Like the two previous books in the series, Thunder Run is action-packed and fast-paced from the very beginning, sure to keep young readers on the edge of their seats. But it’s not the action that keeps me coming back to these books time and time again. It’s everything else that Older achieves through and alongside that action that makes this series such a remarkable achievement. For one, this short novel contains a more nuanced and informative account of the Civil War than I received in school, for all that it prominently features dinosaurs. Older makes the major tactical movements of the Civil War, and their stakes, digestible for young readers (and even older readers like me) without ever relying on digression. Honestly, I learned a lot.

Older also intervenes in popular narratives of the Civil War by refusing to valorize all members of the Union army just because they are on the “right” side of the war (another nuance missing from my own grade-school education about the Civil War). Magdalys and her friends recognize that their work for the Union is vital because it is the most expedient route to freedom, not because white Northerners are free from racist attitudes. This is also Magdalys’s “Dagobah” moment, when she begins to grapple with how to most effectively develop and use her abilities. She learns that anger, be it ever so justified, can sustain your power for only so long without the fuel of love and compassion, a powerful model for young readers, especially Black children, in learning how to find the strength to persevere in their own fights for justice.
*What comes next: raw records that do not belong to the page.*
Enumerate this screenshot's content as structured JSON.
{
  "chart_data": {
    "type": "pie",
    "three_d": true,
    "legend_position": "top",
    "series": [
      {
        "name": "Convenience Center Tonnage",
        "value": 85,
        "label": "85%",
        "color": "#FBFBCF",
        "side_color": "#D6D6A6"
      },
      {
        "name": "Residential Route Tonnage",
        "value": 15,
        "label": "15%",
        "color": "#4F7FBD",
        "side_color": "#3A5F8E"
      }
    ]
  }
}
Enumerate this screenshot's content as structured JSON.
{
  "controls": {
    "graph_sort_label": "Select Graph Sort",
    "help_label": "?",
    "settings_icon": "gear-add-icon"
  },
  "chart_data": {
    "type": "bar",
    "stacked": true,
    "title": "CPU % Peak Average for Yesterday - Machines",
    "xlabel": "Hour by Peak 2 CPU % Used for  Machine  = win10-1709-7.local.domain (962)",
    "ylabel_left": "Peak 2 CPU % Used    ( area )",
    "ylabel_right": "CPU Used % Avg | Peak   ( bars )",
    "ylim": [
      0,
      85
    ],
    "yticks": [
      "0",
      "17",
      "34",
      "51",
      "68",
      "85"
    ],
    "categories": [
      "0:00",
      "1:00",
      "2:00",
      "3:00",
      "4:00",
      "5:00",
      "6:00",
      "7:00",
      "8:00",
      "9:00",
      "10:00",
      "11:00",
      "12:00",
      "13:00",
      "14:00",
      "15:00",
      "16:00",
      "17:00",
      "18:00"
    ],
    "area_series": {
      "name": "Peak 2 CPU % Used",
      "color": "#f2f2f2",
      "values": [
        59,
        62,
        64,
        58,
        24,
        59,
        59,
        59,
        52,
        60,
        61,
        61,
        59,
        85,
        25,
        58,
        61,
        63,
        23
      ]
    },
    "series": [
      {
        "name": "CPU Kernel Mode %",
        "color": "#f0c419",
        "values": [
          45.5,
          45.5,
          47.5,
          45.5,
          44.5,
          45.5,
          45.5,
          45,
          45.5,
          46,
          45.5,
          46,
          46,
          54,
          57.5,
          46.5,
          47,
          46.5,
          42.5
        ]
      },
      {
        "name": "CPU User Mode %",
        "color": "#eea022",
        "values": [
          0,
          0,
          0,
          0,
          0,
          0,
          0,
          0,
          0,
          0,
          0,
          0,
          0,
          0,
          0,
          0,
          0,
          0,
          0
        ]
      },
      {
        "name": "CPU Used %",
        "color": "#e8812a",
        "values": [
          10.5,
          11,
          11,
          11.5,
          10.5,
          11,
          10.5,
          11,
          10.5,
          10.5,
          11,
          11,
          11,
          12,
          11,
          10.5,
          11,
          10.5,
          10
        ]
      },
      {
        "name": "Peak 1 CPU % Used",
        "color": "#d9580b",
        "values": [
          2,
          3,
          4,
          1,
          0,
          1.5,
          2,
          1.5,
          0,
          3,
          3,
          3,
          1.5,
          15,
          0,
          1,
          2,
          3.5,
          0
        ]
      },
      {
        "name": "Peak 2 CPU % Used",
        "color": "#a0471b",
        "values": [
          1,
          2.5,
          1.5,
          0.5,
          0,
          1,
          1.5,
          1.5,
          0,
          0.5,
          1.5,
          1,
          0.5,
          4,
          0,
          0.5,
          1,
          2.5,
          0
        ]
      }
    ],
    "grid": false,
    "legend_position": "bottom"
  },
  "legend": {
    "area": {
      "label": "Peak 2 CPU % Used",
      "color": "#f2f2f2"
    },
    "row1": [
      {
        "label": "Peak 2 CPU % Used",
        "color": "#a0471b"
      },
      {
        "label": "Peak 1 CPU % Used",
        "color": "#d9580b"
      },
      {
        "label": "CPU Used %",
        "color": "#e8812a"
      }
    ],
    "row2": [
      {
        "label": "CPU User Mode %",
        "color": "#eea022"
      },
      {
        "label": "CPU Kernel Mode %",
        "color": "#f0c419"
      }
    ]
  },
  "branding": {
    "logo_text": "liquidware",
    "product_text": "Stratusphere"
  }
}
”It was love that would see her through, right till the end, till right now. Love would be the unstoppable spark, lighting her sorrow and rage together.” 

I have always thought these books were something special, and our present moment only underscores how desperately we need them. In one moment, Juárez tells Magdalys, “You don’t have to apologize for the terrible things that cruel men have taught you to believe. You just have to learn when the real world shows you to be lies, that’s all.” That’s a lesson a lot of people on my timeline, especially white people, still need to learn.

If you ever believed that books can help change the world but are having a hard time remembering it now, I suggest picking up this series immediately.

A copy of this book was provided by the publisher, Scholastic, for review.